Avichai, qui raconte inlassablement son histoire devant les équipes de télévision les unes après les autres, s’assoit brièvement sur sa chaise pendant une pause. Il n’aime pas l’idée d’une invasion. « Tout ce qui amène la mort me fait peur », dit-il. Mais ce n’est pas un stratège militaire. “Je veux juste que quiconque prend les décisions là-bas pense d’abord à ma femme, à mes enfants et à tout le monde.”

Considéré comme des « traîtres de gauche ».

Les petites veillées dans la rue Kaplan sont le reflet de ce dont on parle beaucoup en Israël ces jours-ci : quelle est la bonne réaction à l’attaque sanglante du Hamas ? « Que se passera-t-il lorsque Gaza sera détruite ? » demande Sindy Cohen. “Où doivent aller les 2 millions d’habitants de Gaza ?” Sur la pancarte de l’homme de 65 ans, on peut lire “La sécurité plutôt que la vengeance”. Ce que le Hamas a fait est un crime terrible. Mais la sécurité en Israël nécessite une solution politique.

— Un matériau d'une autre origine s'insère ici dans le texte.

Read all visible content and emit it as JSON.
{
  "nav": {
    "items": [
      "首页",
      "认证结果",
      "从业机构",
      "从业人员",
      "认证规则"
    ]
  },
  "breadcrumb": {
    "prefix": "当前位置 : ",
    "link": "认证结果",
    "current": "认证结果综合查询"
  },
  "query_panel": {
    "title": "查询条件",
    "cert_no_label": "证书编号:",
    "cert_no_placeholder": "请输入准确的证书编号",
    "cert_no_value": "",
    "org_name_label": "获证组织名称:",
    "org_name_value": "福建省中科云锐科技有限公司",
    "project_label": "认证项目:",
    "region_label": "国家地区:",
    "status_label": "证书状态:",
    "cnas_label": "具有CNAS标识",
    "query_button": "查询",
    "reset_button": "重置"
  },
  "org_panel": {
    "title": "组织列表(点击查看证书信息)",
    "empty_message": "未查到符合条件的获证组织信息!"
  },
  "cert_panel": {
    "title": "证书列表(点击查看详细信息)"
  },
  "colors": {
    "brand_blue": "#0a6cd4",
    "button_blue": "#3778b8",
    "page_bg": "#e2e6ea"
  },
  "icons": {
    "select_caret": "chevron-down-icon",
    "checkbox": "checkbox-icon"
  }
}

Tout le monde ne le voit pas de cette façon. Dans l’après-midi, une dispute s’est intensifiée entre un passant et le père de Liri Albag. L’homme avait insulté la veillée avec les mots « Traîtres de gauche ! » et s’en était pris au père en disant : « Je m’en fiche, elle devrait mourir avec toi ».

Un peu plus loin dans la rue, des colons d’extrême droite ont installé un petit pavillon et exigent qu’en cas de doute, la considération pour la vie des otages soit mise de côté en faveur de la destruction du Hamas lors de l’attaque contre le Hamas. . Le ministre des Finances Bezalel Smotrich, qui appartient également au mouvement des implantations, a fait des déclarations similaires samedi il y a une semaine.

Mais il y a aussi d’autres images. Les survivants du massacre du kibboutz Nir Oz ont jeté le ministre religieux national chargé de la construction des colonies, Orit Struck, hors de l’hôtel d’Eilat où ils résidaient temporairement. Dans la vidéo, on peut entendre un homme lui crier : “Comment oses-tu venir ici… personne ne veut de toi ici.”

Avichai essaie de rester en dehors des conflits politiques. “Je n’ai jamais été intéressé par la politique, je n’ai jamais voulu que mon visage soit connu”, dit-il. Il veut juste retourner à sa vie d’agriculteur et d’aide-soignant. Une fois sa famille retrouvée, il disparaîtra de la scène.